Variables suggested to be prognostic factors on univariable analysis were subjected to multivariable analysis using a Cox proportional hazards regression model. Data is expressed as mean standard deviation, and P value 0. 05 was considered to indicate statistical significance. All statistical analyses were conducted with SAS software package. Results Structure of HOPX promoter region Genomic structure of HOPX gene is shown in Figure 1A. HOPX has 3 unique transcript variants with 2 discrete promote regions, and all of the 3 transcripts have the same open reading frame. Among the 3 variants, only HOPX B harbours promoter CpG islands encom passed by the first exon and intron. Expression level of HOPX transcripts and protein in PC cell lines We first examined expression of HOPX core transcripts, in which PCR primers were shared for all the 3 tran scripts.
Among the 8 PC cell lines tested, only KLM 1, PK 8, and PK 45 H cells express slight ex pression of HOPX core transcript, where HOPX core transcript is consistent with HOPX transcripts. On the other hand, HOPX B was not detected at mRNA level in any 8 PC cell lines. WB analysis also revealed that HOPX protein was hardly detected in any PC cell lines. We therefore added experiments of IP/WB, which could detect very weak but consistent expression of HOPX protein in KLM 1, PK 8, and PK 45 H at 10 kDa. As HOPX transfectants and positive control TE15 showed considerable expression, we concluded that HOPX expression showed very little, if any, in PC cells.

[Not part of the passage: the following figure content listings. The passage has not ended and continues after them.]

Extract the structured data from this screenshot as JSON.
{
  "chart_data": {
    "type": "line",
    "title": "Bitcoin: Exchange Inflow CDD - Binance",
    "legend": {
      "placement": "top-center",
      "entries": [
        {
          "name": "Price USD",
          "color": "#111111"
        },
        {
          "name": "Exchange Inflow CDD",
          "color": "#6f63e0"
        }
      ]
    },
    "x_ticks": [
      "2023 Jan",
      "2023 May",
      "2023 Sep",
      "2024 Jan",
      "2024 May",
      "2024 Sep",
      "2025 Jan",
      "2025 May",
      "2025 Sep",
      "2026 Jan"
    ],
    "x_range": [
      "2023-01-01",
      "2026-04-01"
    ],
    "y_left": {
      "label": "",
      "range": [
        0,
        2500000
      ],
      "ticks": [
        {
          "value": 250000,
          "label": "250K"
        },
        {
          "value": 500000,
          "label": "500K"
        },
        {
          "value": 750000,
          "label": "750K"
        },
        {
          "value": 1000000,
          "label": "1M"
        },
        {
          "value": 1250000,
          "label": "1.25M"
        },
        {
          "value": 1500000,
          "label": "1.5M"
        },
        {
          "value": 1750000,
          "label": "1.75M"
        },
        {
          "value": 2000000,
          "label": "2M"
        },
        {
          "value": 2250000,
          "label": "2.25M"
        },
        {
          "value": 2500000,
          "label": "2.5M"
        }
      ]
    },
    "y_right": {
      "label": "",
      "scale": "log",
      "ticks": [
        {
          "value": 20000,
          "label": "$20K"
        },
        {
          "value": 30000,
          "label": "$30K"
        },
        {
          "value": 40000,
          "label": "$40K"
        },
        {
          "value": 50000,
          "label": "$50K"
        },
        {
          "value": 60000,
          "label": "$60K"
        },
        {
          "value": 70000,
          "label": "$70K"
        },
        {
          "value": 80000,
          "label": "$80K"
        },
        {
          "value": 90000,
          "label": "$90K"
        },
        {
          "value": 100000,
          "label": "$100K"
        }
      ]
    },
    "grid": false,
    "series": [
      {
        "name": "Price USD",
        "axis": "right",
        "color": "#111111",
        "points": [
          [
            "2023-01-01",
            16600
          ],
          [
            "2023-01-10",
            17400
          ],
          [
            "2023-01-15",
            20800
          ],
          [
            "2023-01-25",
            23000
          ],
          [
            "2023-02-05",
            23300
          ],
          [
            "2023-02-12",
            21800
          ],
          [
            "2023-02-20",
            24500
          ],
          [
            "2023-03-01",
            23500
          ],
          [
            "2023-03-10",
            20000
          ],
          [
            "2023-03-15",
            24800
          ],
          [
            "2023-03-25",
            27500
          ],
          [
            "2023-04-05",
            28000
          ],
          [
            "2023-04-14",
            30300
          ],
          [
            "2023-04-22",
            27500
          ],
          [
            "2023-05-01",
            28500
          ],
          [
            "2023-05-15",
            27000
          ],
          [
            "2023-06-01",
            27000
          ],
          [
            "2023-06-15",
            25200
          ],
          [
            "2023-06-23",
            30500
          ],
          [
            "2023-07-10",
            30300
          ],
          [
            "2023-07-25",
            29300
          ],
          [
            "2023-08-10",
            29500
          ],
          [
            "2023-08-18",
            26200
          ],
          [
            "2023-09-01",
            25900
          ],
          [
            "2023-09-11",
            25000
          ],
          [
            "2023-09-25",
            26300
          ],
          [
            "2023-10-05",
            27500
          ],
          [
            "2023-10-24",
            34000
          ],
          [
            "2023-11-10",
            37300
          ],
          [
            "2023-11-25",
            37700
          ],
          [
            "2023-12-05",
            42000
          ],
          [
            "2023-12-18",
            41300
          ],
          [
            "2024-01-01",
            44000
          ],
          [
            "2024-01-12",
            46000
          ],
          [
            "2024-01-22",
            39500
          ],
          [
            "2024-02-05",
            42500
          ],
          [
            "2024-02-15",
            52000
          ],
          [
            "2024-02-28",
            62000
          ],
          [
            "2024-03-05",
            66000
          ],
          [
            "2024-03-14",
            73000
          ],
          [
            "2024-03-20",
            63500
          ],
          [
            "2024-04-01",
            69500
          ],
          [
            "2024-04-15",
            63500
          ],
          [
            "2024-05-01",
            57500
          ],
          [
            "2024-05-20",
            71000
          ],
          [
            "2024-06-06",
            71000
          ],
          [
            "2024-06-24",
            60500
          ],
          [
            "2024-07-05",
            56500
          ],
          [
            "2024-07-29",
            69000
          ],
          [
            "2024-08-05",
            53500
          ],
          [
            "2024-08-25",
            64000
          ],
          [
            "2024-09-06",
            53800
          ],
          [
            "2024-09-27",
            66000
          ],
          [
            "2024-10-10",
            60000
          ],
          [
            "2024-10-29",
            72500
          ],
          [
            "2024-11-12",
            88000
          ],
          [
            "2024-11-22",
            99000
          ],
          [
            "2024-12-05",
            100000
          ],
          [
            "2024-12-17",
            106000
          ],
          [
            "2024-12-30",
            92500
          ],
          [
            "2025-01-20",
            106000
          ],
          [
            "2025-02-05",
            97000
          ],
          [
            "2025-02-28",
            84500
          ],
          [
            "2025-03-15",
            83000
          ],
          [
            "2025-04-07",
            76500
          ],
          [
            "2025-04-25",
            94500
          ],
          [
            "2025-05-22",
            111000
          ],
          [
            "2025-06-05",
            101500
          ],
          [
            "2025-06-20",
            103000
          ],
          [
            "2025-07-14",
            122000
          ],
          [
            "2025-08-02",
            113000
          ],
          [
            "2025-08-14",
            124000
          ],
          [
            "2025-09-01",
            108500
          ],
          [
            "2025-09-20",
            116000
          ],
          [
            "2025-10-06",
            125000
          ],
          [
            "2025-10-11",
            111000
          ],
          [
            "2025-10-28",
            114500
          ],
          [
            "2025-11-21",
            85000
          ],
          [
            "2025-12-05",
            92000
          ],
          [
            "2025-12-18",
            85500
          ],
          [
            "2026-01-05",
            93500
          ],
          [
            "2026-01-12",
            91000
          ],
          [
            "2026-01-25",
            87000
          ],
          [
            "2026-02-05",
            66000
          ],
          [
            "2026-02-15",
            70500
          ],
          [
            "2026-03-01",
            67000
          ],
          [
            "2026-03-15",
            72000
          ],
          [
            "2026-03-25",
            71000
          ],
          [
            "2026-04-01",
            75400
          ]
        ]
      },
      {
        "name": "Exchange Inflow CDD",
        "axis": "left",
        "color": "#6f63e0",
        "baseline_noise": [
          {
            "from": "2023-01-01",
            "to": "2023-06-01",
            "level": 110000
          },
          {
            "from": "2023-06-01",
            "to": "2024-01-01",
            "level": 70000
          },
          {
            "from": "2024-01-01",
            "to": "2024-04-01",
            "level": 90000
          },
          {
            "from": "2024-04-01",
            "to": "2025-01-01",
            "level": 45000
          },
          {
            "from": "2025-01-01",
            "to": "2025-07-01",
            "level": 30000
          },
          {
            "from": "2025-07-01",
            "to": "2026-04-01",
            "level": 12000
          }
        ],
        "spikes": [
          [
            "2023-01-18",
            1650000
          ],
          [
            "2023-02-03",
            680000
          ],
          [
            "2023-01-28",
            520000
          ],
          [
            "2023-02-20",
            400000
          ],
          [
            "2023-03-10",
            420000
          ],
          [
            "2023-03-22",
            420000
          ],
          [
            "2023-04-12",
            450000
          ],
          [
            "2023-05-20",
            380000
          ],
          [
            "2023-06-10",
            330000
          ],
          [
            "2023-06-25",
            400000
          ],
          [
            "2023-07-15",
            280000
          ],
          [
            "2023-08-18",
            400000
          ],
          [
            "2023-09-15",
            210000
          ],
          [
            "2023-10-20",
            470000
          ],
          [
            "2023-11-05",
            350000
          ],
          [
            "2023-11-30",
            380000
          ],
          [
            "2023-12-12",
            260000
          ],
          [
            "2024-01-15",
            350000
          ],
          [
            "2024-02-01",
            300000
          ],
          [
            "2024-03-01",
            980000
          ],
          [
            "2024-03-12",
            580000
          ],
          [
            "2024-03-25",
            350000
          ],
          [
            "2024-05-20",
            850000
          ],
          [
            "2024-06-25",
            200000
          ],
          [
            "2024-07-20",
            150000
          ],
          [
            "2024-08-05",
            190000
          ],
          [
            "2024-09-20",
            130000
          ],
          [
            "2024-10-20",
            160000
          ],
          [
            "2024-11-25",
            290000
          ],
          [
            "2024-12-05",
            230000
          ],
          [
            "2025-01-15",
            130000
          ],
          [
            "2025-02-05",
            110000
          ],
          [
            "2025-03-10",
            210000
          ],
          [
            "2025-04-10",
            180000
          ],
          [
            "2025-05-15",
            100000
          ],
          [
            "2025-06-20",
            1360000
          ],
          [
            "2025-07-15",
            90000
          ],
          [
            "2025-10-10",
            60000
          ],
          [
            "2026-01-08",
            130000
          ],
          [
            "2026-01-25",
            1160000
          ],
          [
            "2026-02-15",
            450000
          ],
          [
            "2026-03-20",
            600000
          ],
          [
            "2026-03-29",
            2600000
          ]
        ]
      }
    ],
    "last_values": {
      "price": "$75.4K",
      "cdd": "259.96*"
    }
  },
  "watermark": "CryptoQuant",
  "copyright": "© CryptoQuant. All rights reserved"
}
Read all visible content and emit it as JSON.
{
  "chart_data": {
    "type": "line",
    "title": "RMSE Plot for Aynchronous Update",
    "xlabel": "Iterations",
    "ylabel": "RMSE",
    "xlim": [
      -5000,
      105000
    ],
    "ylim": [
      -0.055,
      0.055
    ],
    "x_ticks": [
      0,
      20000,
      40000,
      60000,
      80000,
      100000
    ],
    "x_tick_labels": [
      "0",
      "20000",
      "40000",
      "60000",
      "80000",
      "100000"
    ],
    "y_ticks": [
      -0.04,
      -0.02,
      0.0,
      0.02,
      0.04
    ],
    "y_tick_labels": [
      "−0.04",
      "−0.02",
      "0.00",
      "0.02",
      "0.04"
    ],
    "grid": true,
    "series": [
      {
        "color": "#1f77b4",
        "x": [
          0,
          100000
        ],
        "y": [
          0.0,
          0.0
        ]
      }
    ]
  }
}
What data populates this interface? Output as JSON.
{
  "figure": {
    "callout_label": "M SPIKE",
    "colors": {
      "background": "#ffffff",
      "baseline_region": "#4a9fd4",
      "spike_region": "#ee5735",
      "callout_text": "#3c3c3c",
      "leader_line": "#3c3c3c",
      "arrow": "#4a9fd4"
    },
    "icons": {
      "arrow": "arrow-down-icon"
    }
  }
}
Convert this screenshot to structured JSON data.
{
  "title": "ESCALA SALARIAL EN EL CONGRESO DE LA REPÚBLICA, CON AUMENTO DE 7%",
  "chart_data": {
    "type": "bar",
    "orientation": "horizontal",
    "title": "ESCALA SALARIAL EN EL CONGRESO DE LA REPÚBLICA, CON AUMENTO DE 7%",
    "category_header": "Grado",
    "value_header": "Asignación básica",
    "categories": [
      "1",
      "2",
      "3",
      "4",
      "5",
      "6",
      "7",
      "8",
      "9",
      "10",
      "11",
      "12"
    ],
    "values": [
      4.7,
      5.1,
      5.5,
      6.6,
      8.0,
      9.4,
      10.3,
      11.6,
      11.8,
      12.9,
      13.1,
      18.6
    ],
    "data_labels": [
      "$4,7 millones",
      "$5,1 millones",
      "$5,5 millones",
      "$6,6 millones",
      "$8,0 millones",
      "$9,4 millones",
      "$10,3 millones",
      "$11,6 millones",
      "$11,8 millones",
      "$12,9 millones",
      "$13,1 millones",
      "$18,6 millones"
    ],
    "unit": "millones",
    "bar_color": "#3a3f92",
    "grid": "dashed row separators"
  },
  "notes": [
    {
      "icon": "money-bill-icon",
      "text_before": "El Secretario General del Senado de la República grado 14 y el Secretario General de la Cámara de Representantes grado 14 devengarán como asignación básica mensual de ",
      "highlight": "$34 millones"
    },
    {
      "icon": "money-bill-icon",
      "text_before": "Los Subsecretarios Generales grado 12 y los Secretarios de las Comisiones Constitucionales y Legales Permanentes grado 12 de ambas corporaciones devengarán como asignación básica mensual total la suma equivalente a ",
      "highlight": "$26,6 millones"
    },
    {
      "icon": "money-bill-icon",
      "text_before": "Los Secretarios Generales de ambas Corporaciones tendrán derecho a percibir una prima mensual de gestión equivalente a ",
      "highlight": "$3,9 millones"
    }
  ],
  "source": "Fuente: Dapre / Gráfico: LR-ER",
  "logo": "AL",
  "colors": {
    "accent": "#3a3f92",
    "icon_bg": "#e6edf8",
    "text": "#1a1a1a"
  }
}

Characteristics of promoter B methylation in PC cell lines We initially examined the HOPX B promoter methyla tion in all the 8 PC cell lines by bisulfite treatment fol lowed by direct sequencing, and promoter B of HOPX gene was proved to be completely methylated in cytosine residues of CpG islands in 7 PC cells except PANC 1 and MIA Paca2. In order to demonstrate whether HOPX silencing of PC cells is due to epigenetic abnormalities, demethylat ing agents such as 5 Aza dC and/or trichostatin A were added to PC cells, and reactivation of HOPX transcripts Batimastat was evaluated by RT PCR and Q RT PCR.